Anyway, back to the responsiveness idea that I neatly took a tangent away from - when Jimmy gave a very clear and unmistakable cue or gesture that indicated a certain character or tempo or feeling, the orchestra gave it to him quickly and clearly. As soon as the focus from the podium waned - whether a miscue, or lazy upbeat or just a marking of time with no other inputs - you could feel the orchestra slacken as well. I remember from a New York Times article about 10 years ago concerning a conducting masterclass with Pierre Boulez and the Cleveland Orchestra which was held at Carnegie Hall: the writer said that it was almost cruel to put a student conductor, no matter how talented, in front of the Cleveland Orchestra - they would do whatever she showed them, whether a good idea or not. I think we’re approaching that level where we can give very keen, brilliant, chamber-music like performances if we’re given that kind of leadership, but if someone comes in and gives less than 100 percent, we’re likewise likely to equal less than the sum of our parts.

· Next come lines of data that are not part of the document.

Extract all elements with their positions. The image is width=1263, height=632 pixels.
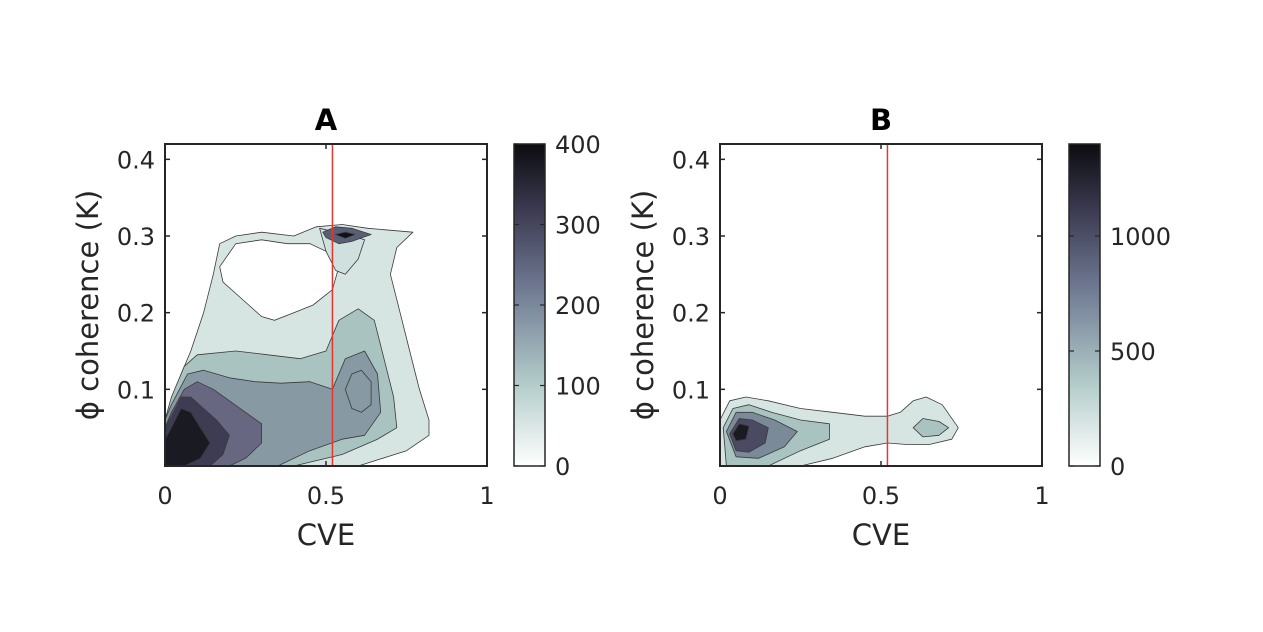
panel-a-xtick-label: 1 [479,482,494,510]
panel-a-axes: 0 0.5 1 0.1 0.2 0.3 0.4 [117,144,495,510]
panel-a-xtick-label: 0 [157,482,172,510]
panel-b-ytick-label: 0.1 [672,376,710,404]
panel-a-ytick-label: 0.1 [117,376,155,404]
panel-a-ylabel: ϕ coherence (K) [71,190,105,420]
panel-b-xtick-label: 0 [712,482,727,510]
panel-a-ytick-label: 0.4 [117,146,155,174]
panel-b-xlabel: CVE [852,518,910,552]
panel-a-ytick-label: 0.3 [117,223,155,251]
panel-b-colorbar-tick-label: 500 [1110,338,1156,366]
panel-b: B 0 0.5 10.10.20.30.4 CVE ϕ coherence (K) … [626,103,1171,552]
panel-b-colorbar [1068,143,1101,467]
panel-b-title: B [870,103,892,137]
panel-a-xtick-label: 0.5 [307,482,345,510]
panel-b-ytick-label: 0.4 [672,146,710,174]
panel-a-colorbar-tick-label: 200 [555,292,601,320]
panel-b-colorbar-tick-label: 1000 [1110,223,1171,251]
panel-a-contour-level-160 [344,369,372,413]
panel-a-colorbar-tick-label: 400 [555,131,601,159]
panel-b-xtick-label: 0.5 [862,482,900,510]
panel-b-axes: 0 0.5 1 0.1 0.2 0.3 0.4 [672,144,1050,510]
panel-b-contour-level-300 [912,418,949,438]
panel-a-contour-hole-0 [219,239,340,321]
panel-a: A 0 0.5 10.10.20.30.4 CVE ϕ coherence (K) … [71,103,601,552]
panel-a-title: A [315,103,338,137]
panel-b-xtick-label: 1 [1034,482,1049,510]
panel-a-colorbar-tick-label: 0 [555,453,570,481]
panel-b-contours [720,396,959,466]
panel-b-colorbar-tick-label: 0 [1110,453,1125,481]
panel-a-contour-level-340 [165,408,211,466]
panel-a-colorbar [513,143,546,467]
panel-b-ytick-label: 0.3 [672,223,710,251]
panel-a-colorbar-ticks: 0 100 200 300 400 [514,131,601,481]
panel-a-colorbar-tick-label: 300 [555,212,601,240]
panel-a-colorbar-tick-label: 100 [555,373,601,401]
panel-a-contour-level-380 [335,231,356,239]
panel-b-ytick-label: 0.2 [672,300,710,328]
panel-a-ytick-label: 0.2 [117,300,155,328]
panel-b-ylabel: ϕ coherence (K) [626,190,660,420]
panel-a-contours [165,224,430,466]
panel-b-colorbar-ticks: 0 500 1000 [1069,223,1171,481]
panel-b-contour-level-1200 [732,423,750,442]
panel-a-xlabel: CVE [297,518,355,552]
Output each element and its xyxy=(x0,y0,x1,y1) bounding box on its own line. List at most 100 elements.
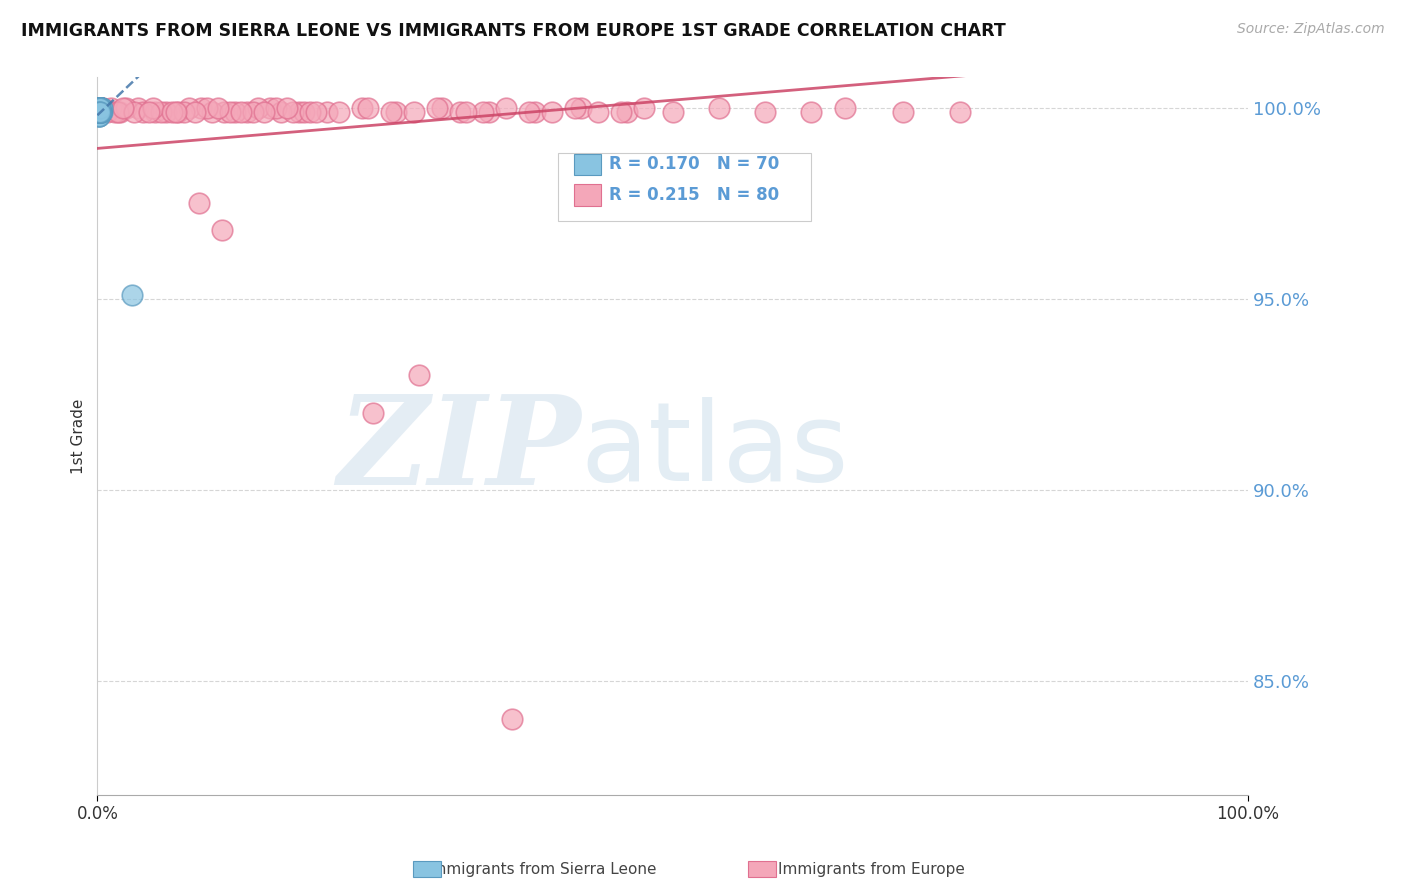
Point xyxy=(328,104,350,119)
Point xyxy=(89,104,111,119)
Point xyxy=(87,104,110,119)
Point xyxy=(87,104,110,119)
Point xyxy=(540,104,562,119)
Point xyxy=(207,101,229,115)
Point xyxy=(449,104,471,119)
Point xyxy=(90,101,112,115)
Point xyxy=(90,101,112,115)
Point xyxy=(89,104,111,119)
Point xyxy=(517,104,540,119)
Point xyxy=(111,101,134,115)
Point xyxy=(132,104,155,119)
Point xyxy=(949,104,972,119)
Point xyxy=(89,101,111,115)
Point xyxy=(454,104,477,119)
Text: atlas: atlas xyxy=(581,397,849,504)
Point xyxy=(247,101,270,115)
Point xyxy=(87,101,110,115)
Point xyxy=(89,101,111,115)
Point xyxy=(299,104,322,119)
Text: ZIP: ZIP xyxy=(337,390,581,511)
Point xyxy=(264,101,287,115)
Point xyxy=(610,104,633,119)
Point xyxy=(471,104,494,119)
Point xyxy=(87,109,110,123)
Point xyxy=(100,101,122,115)
Point xyxy=(90,104,112,119)
Point xyxy=(211,223,233,237)
Point xyxy=(569,101,592,115)
Point xyxy=(87,104,110,119)
Point xyxy=(495,101,517,115)
Point xyxy=(242,104,264,119)
Point xyxy=(89,101,111,115)
Point xyxy=(316,104,339,119)
Point xyxy=(891,104,914,119)
Point xyxy=(190,101,212,115)
Point xyxy=(224,104,246,119)
Point xyxy=(218,104,240,119)
Point xyxy=(87,104,110,119)
Point xyxy=(87,104,110,119)
Point xyxy=(87,104,110,119)
Point xyxy=(477,104,499,119)
Point xyxy=(87,104,110,119)
Point xyxy=(89,101,111,115)
Point xyxy=(276,101,298,115)
Point xyxy=(90,104,112,119)
Point xyxy=(89,101,111,115)
Point xyxy=(87,101,110,115)
Point xyxy=(138,104,160,119)
Point xyxy=(115,101,138,115)
Point xyxy=(201,104,224,119)
Point xyxy=(184,104,207,119)
Point xyxy=(122,104,145,119)
Point xyxy=(253,104,276,119)
Point xyxy=(89,101,111,115)
Point xyxy=(426,101,449,115)
Point xyxy=(564,101,586,115)
Point xyxy=(89,101,111,115)
Point xyxy=(87,104,110,119)
Point xyxy=(357,101,380,115)
Point xyxy=(89,101,111,115)
Point xyxy=(89,104,111,119)
Point xyxy=(87,101,110,115)
Point xyxy=(155,104,177,119)
FancyBboxPatch shape xyxy=(574,185,602,206)
Point xyxy=(89,104,111,119)
Point xyxy=(432,101,454,115)
Point xyxy=(104,104,127,119)
Point xyxy=(89,101,111,115)
Point xyxy=(91,101,114,115)
Text: R = 0.215   N = 80: R = 0.215 N = 80 xyxy=(609,186,779,204)
Point xyxy=(90,101,112,115)
Point xyxy=(89,104,111,119)
Text: Immigrants from Europe: Immigrants from Europe xyxy=(779,863,965,877)
Point xyxy=(90,101,112,115)
Point xyxy=(523,104,546,119)
Point xyxy=(87,101,110,115)
Point xyxy=(87,104,110,119)
Point xyxy=(107,104,129,119)
Point xyxy=(305,104,328,119)
Point xyxy=(143,104,166,119)
Point xyxy=(160,104,183,119)
FancyBboxPatch shape xyxy=(574,153,602,175)
Text: Immigrants from Sierra Leone: Immigrants from Sierra Leone xyxy=(426,863,657,877)
Text: R = 0.170   N = 70: R = 0.170 N = 70 xyxy=(609,155,779,173)
Point xyxy=(87,109,110,123)
Point xyxy=(89,101,111,115)
Point xyxy=(501,712,523,726)
Point xyxy=(165,104,187,119)
Point xyxy=(236,104,259,119)
Point xyxy=(195,101,218,115)
Y-axis label: 1st Grade: 1st Grade xyxy=(72,399,86,474)
Point xyxy=(89,104,111,119)
Point xyxy=(87,109,110,123)
Point xyxy=(380,104,402,119)
Point xyxy=(287,104,309,119)
Point xyxy=(87,104,110,119)
Point xyxy=(87,101,110,115)
Point xyxy=(89,104,111,119)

That being said, I found there were some very enjoyable moments throughout the concerts this week. Nadja Salerno Sonnenberg was entertaining, and thought-provoking with her very individual interpretation of the Bruch Violin Concerto. I wasn’t sure what to expect, not having heard her live for some time, but she gave committed performances and the chemistry between her and Jimmy was the usual fireworks display we’ve come to expect. The Wagner Prelude to the Act III of Die Meistersinger was a nice easy way to open the concert, and showed off the wind and brass sections to good effect with some nice sustained and sonorous playing. I have to say that I have listened to the original version which does not hit a final cadence (it just goes into the next scene without interruption) that I actually prefer that sense of unease that results from the lack of harmonic resolution. It’s a minor quibble, though, and a lovely piece that I enjoyed getting to perform. The Rachmaninoff had its scary moments as well as its delights, and I won’t go into them here - it was good to see the obvious enjoyment on the faces of our three audiences this week, and nice to revisit this piece for one last time with Jimmy.